Os problemas criados pelos eurobonds e a tensão do Conselho Europeu acabaram por ofuscar outras medidas tomadas como a compra de equipamentos a nível europeu, uma proibição de 30 dias para viagens não essenciais para o espaço europeu e uma melhor coordenação nas restrições das fronteiras internas.

A carta que os nove líderes enviaram, a posição do antigo presidente do BCE, Mario Draghi, e a posição presidente do Parlamento Europeu, o também italiano David Sassoli, criaram um clima de pressão que antecedeu o Conselho Europeu. Mas, no fim, a posição alemã foi a que contou. E as coisas podiam ter descambado.

Sassoli junta-se a Macron e Costa na defesa dos ‘coronabonds’ como resposta à crise

A França (Macron apoia os eurobonds e assinou a carta) terá dramatizado menos que a Itália e Esapnaha, mas uma fonte diplomática francesa ouvida pelo Politico reitera que é necessário “haver um encontro novamente”  para debater novos instrumentos financeiros de resposta a crise, num debate que já todos sabem que “será difícil”. Apesar disso, França ainda tem esperança: “Existem visões diferentes sobre o que deve ser a solidariedade financeira, mas – pelo menos – todos concordam com a necessidade de avaliar o assunto e assumem a urgência do mesmo“.

O primeiro-ministro holandês, Mark Rutte, também se mostrou inflexível na ideia de recusar os coronabonds e a ele juntaram-se o chanceler austríaco Sebastian Kurz e a primeira ministra finlandesa Sanna Marin.

A revolta de Costa contra os holandeses

Apesar de ser líder de um país médio, Costa já ganhou algum estatuto no Conselho Europeu, e as boas relações com Macron e, principalmente, Sánchez dão-lhe um posicionamento privilegiado. É um líder nos socialistas e é bem aceite pelos liberais (muitos deles que vieram da família socialista).

No fim da reunião, por videoconferência, António Costa mandava a primeira indireta que não falava a mesma língua que Haia. “Mark Rutte é muito simpático, mas não fala português nem eu falo holandês”.

Mas seria muito mais duro quando foi questionado pelos jornalistas sobre as declarações do ministro das finanças holandês no início da semana no Ecofin, Wopke Hoekstra, que terá sugerido uma investigação a Espanha depois de Madrid ter afirmado que não tinha margem orçamental para responder à crise provocada pelo novo coronavírus sem o apoio financeiro da União Europeia.

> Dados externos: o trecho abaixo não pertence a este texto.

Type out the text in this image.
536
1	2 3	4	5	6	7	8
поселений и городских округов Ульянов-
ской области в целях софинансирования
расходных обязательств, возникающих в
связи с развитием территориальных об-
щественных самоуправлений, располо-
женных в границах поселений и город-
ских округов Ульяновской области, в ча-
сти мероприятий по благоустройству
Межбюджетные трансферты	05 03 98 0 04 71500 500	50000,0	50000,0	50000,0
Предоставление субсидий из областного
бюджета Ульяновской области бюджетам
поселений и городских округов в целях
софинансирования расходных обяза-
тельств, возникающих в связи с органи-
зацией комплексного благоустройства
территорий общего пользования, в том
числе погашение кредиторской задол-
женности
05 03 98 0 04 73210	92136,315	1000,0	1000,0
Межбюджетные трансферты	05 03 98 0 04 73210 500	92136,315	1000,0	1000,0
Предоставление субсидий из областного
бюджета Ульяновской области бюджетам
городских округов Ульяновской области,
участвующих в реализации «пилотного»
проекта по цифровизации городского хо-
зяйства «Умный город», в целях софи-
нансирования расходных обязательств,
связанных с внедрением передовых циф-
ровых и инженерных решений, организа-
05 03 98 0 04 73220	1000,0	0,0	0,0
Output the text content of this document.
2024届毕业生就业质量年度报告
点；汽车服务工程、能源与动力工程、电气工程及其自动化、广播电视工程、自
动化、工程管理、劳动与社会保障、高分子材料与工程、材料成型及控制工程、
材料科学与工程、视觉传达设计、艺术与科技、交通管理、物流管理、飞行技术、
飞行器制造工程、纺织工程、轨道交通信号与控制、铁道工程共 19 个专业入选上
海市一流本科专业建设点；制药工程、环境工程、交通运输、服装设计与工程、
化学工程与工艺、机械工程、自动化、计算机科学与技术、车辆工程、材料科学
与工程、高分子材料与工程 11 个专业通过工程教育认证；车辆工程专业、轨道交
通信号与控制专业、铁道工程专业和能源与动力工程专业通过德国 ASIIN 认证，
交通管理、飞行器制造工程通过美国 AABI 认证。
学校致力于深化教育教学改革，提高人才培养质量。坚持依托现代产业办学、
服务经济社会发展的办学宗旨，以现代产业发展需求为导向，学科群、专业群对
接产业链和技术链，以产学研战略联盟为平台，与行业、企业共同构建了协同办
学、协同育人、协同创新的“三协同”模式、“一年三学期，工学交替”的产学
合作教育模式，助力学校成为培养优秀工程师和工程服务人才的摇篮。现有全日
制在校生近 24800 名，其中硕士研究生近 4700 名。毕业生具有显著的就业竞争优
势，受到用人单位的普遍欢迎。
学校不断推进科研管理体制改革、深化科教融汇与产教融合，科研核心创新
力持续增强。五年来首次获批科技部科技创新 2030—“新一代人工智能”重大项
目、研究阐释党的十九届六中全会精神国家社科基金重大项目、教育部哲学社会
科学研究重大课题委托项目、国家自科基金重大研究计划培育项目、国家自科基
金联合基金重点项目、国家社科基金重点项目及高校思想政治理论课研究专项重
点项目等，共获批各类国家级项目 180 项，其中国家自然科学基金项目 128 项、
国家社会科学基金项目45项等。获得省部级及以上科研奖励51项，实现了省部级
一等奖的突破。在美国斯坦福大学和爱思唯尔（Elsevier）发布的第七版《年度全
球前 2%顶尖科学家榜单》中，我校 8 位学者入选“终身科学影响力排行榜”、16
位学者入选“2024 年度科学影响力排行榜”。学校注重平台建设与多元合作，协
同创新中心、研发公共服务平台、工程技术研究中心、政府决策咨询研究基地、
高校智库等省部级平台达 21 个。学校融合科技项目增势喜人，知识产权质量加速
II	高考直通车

“Coronabonds” são nota de rodapé no Eurogrupo — que admite Mecanismo de Estabilidade para atacar crise

Esse discurso é repugnante”. E reforçou com ênfase, soletrando: “A expressão é mesmo esta: re-pug-nan-te”. No final da reunião de quinta-feira do Conselho Europeu, por videoconferência, António Costa assumiu-se como porta-voz do descontentamento sobre a desunião na União Europeia. Mas já depois de fazer a mira a três países que não nomeou, e atacar ferozmente a posição assumida pelo Governo dos Países Baixos.

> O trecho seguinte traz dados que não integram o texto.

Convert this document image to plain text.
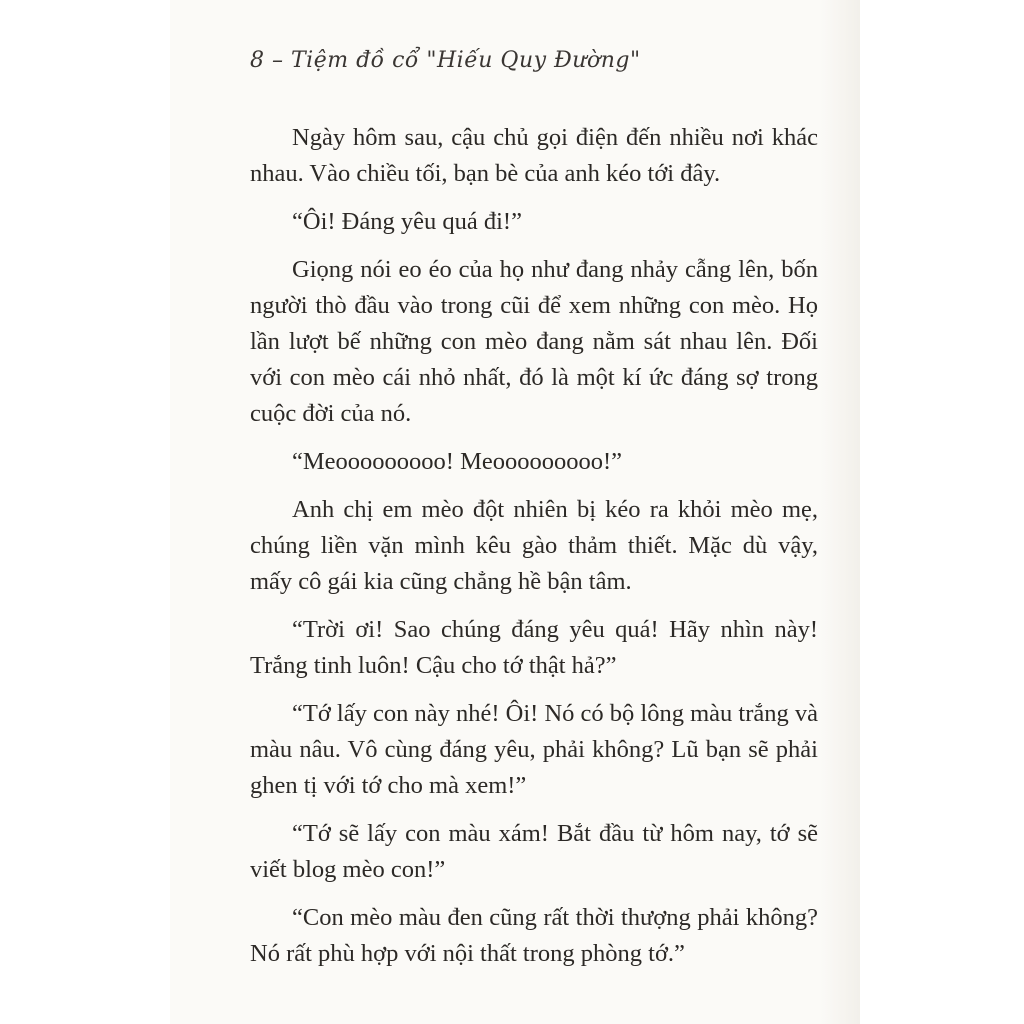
8 – Tiệm đồ cổ "Hiếu Quy Đường"

Ngày hôm sau, cậu chủ gọi điện đến nhiều nơi khác nhau. Vào chiều tối, bạn bè của anh kéo tới đây.

“Ôi! Đáng yêu quá đi!”

Giọng nói eo éo của họ như đang nhảy cẫng lên, bốn người thò đầu vào trong cũi để xem những con mèo. Họ lần lượt bế những con mèo đang nằm sát nhau lên. Đối với con mèo cái nhỏ nhất, đó là một kí ức đáng sợ trong cuộc đời của nó.

“Meooooooooo! Meooooooooo!”

Anh chị em mèo đột nhiên bị kéo ra khỏi mèo mẹ, chúng liền vặn mình kêu gào thảm thiết. Mặc dù vậy, mấy cô gái kia cũng chẳng hề bận tâm.

“Trời ơi! Sao chúng đáng yêu quá! Hãy nhìn này! Trắng tinh luôn! Cậu cho tớ thật hả?”

“Tớ lấy con này nhé! Ôi! Nó có bộ lông màu trắng và màu nâu. Vô cùng đáng yêu, phải không? Lũ bạn sẽ phải ghen tị với tớ cho mà xem!”

“Tớ sẽ lấy con màu xám! Bắt đầu từ hôm nay, tớ sẽ viết blog mèo con!”

“Con mèo màu đen cũng rất thời thượng phải không? Nó rất phù hợp với nội thất trong phòng tớ.”
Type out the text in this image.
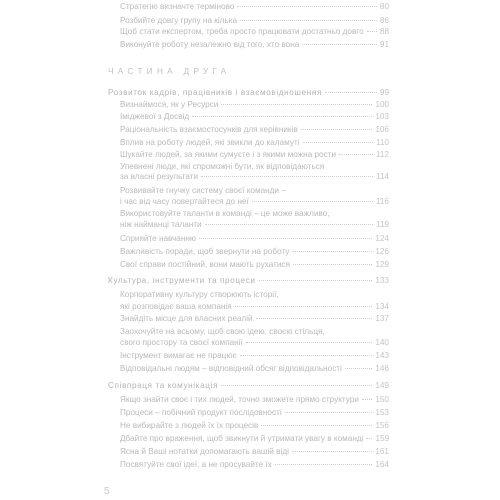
Стратегію визначте терміново	80
Розбийте довгу групу на кілька	86
Щоб стати експертом, треба просто працювати достатньо довго 88
Виконуйте роботу незалежно від того, хто вона	91
ЧАСТИНА ДРУГА
Розвиток кадрів, працівників і взаємовідношення	99
Визнаймося, як у Ресурси	100
Іміджевої з Досвід	103
Раціональність взаємостосунків для керівників	106
Вплив на роботу людей, які звикли до каламуті	110
Шукайте людей, за якими сумуєте і з якими можна рости	112
Упевнені люди, які спроможні бути, як відповідаються
за власні результати	114
Розвивайте гнучку систему своєї команди –
і час від часу повертайтеся до неї	116
Використовуйте таланти в команді – це може важливо,
ніж найманці таланти	119
Сприяйте навчанню	124
Важливість поради, щоб звернути на роботу	126
Свої справи постійний, вони мають рухатися	129
Культура, інструменти та процеси	133
Корпоративну культуру створюють історії,
які розповідає ваша компанія	134
Знайдіть місце для власних реалій	137
Заохочуйте на всьому, щоб свою ідею, своєю стільця,
свого простору та своєї компанії	140
Інструмент вимагає не працює	143
Відповідальні людям – відповідний обсяг відповідальності	146
Співпраця та комунікація	149
Якщо знайти своє і тих людей, точно зможете прямо структури 150
Процеси – побічний продукт послідовності	153
Не вибирайте з людей їх їх процесів	156
Дбайте про враження, щоб звикнути й утримати увагу в команді 159
Ясна й Ваші нотатки допомагають вашій віді	161
Посвятуйте свої ідеї, а не просувайте їх	164
5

António Costa avisou: “Não estamos e ninguém está disponível para voltar a ouvir ministros das Finanças holandeses como aqueles que já ouvimos em 2008, 2009 e 2010. É uma boa altura de compreenderem todos que não foi a Espanha que criou o vírus nem que importou o vírus, atingiu-nos a todos por igual. Se não nos respeitamos e se não compreendemos que perante um desafio comum temos de ter capacidade de responder em comum, então ninguém percebeu nada do que é a União Europeia.

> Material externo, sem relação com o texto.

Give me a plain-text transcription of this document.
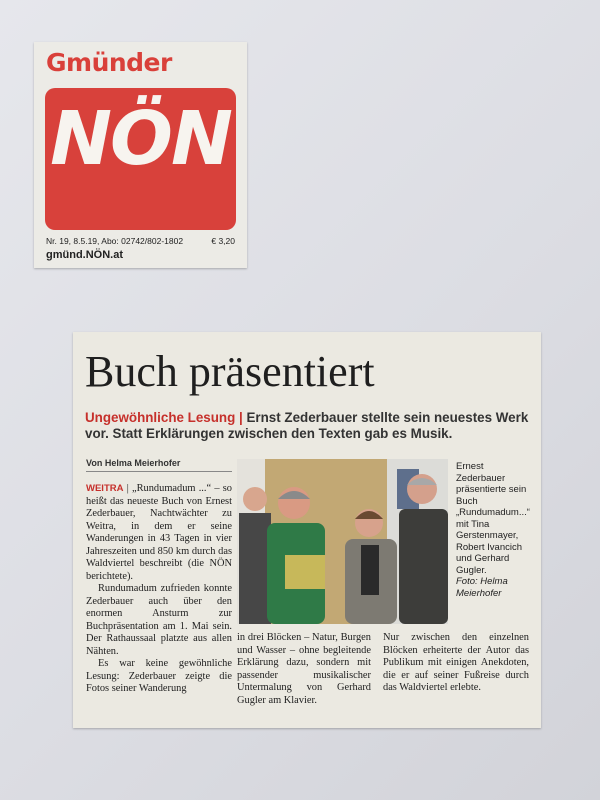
Gmünder
NÖN
Nr. 19, 8.5.19, Abo: 02742/802-1802	€ 3,20
gmünd.NÖN.at
Buch präsentiert
Ungewöhnliche Lesung | Ernst Zederbauer stellte sein neuestes Werk vor. Statt Erklärungen zwischen den Texten gab es Musik.
Von Helma Meierhofer

WEITRA | „Rundumadum ...“ – so heißt das neueste Buch von Ernest Zederbauer, Nachtwächter zu Weitra, in dem er seine Wanderungen in 43 Tagen in vier Jahreszeiten und 850 km durch das Waldviertel beschreibt (die NÖN berichtete).

Rundumadum zufrieden konnte Zederbauer auch über den enormen Ansturm zur Buchpräsentation am 1. Mai sein. Der Rathaussaal platzte aus allen Nähten.

Es war keine gewöhnliche Lesung: Zederbauer zeigte die Fotos seiner Wanderung

Ernest Zederbauer präsentierte sein Buch „Rundumadum...“ mit Tina Gerstenmayer, Robert Ivancich und Gerhard Gugler.
Foto: Helma Meierhofer
in drei Blöcken – Natur, Burgen und Wasser – ohne begleitende Erklärung dazu, sondern mit passender musikalischer Untermalung von Gerhard Gugler am Klavier.
Nur zwischen den einzelnen Blöcken erheiterte der Autor das Publikum mit einigen Anekdoten, die er auf seiner Fußreise durch das Waldviertel erlebte.
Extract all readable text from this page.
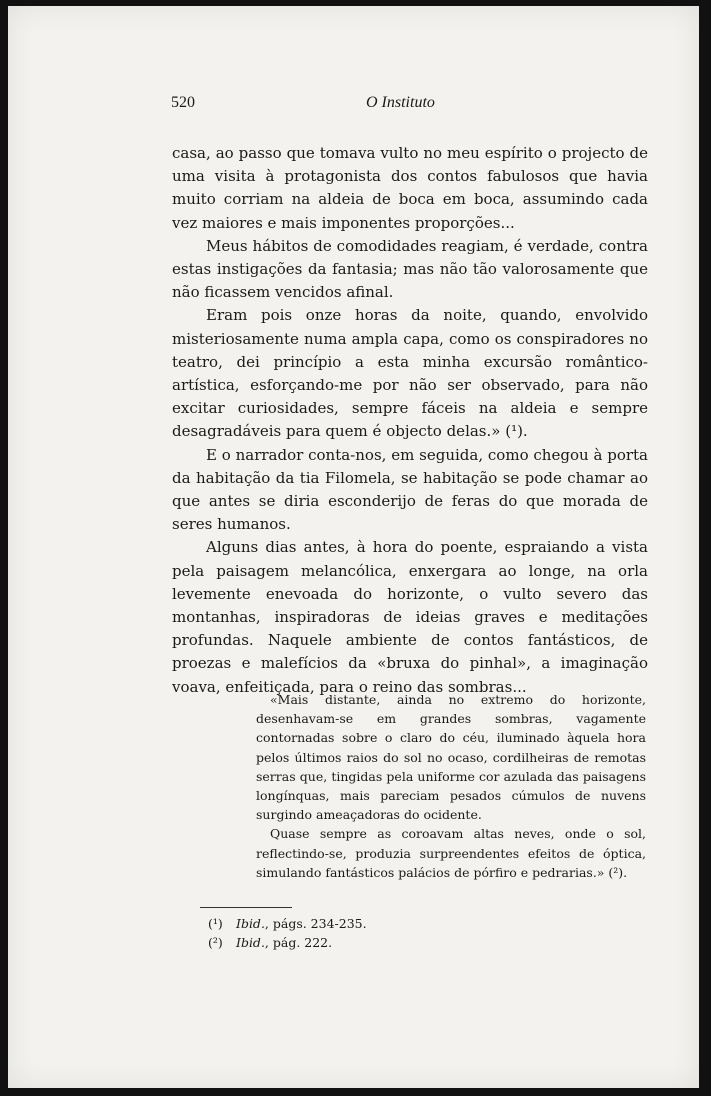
520	O Instituto

casa, ao passo que tomava vulto no meu espírito o projecto de uma visita à protagonista dos contos fabulosos que havia muito corriam na aldeia de boca em boca, assumindo cada vez maiores e mais imponentes proporções...

Meus hábitos de comodidades reagiam, é verdade, contra estas instigações da fantasia; mas não tão valorosamente que não ficassem vencidos afinal.

Eram pois onze horas da noite, quando, envolvido misteriosamente numa ampla capa, como os conspiradores no teatro, dei princípio a esta minha excursão romântico-artística, esforçando-me por não ser observado, para não excitar curiosidades, sempre fáceis na aldeia e sempre desagradáveis para quem é objecto delas.» (¹).

E o narrador conta-nos, em seguida, como chegou à porta da habitação da tia Filomela, se habitação se pode chamar ao que antes se diria esconderijo de feras do que morada de seres humanos.

Alguns dias antes, à hora do poente, espraiando a vista pela paisagem melancólica, enxergara ao longe, na orla levemente enevoada do horizonte, o vulto severo das montanhas, inspiradoras de ideias graves e meditações profundas. Naquele ambiente de contos fantásticos, de proezas e malefícios da «bruxa do pinhal», a imaginação voava, enfeitiçada, para o reino das sombras...

«Mais distante, ainda no extremo do horizonte, desenhavam-se em grandes sombras, vagamente contornadas sobre o claro do céu, iluminado àquela hora pelos últimos raios do sol no ocaso, cordilheiras de remotas serras que, tingidas pela uniforme cor azulada das paisagens longínquas, mais pareciam pesados cúmulos de nuvens surgindo ameaçadoras do ocidente.

Quase sempre as coroavam altas neves, onde o sol, reflectindo-se, produzia surpreendentes efeitos de óptica, simulando fantásticos palácios de pórfiro e pedrarias.» (²).

(¹) Ibid., págs. 234-235.

(²) Ibid., pág. 222.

Da “mesquinhez” ao “discurso repugnante”: Costa ataca ministro dos Países Baixos

Há aqui uma nuance. Se Mark Rutte, o primeiro-ministro holandês, é da família política dos liberais (do Renew, grupo chamado de “Macron’s baby” no Parlamento Europeu), o mesmo não acontece com Wopke Hoekstra, que é da família do Partido Popular Europeu (família da CDU de Angela Merkel e também do PSD e do CDS).

Jerome Dijsselbloem, que também era holandês e esteve contra Portugal algumas vezes numa altura difícil para o país, era da família de Costa (socialistas europeus), mas também não foi poupado. A Holanda tem sido o braço direito da Alemanha com uma postura mais exigente e conservadora, sendo muitas vezes mais dura que a própria Alemanha.

A irritação de Costa já teve eco em jornais internacionais como o Financial Times.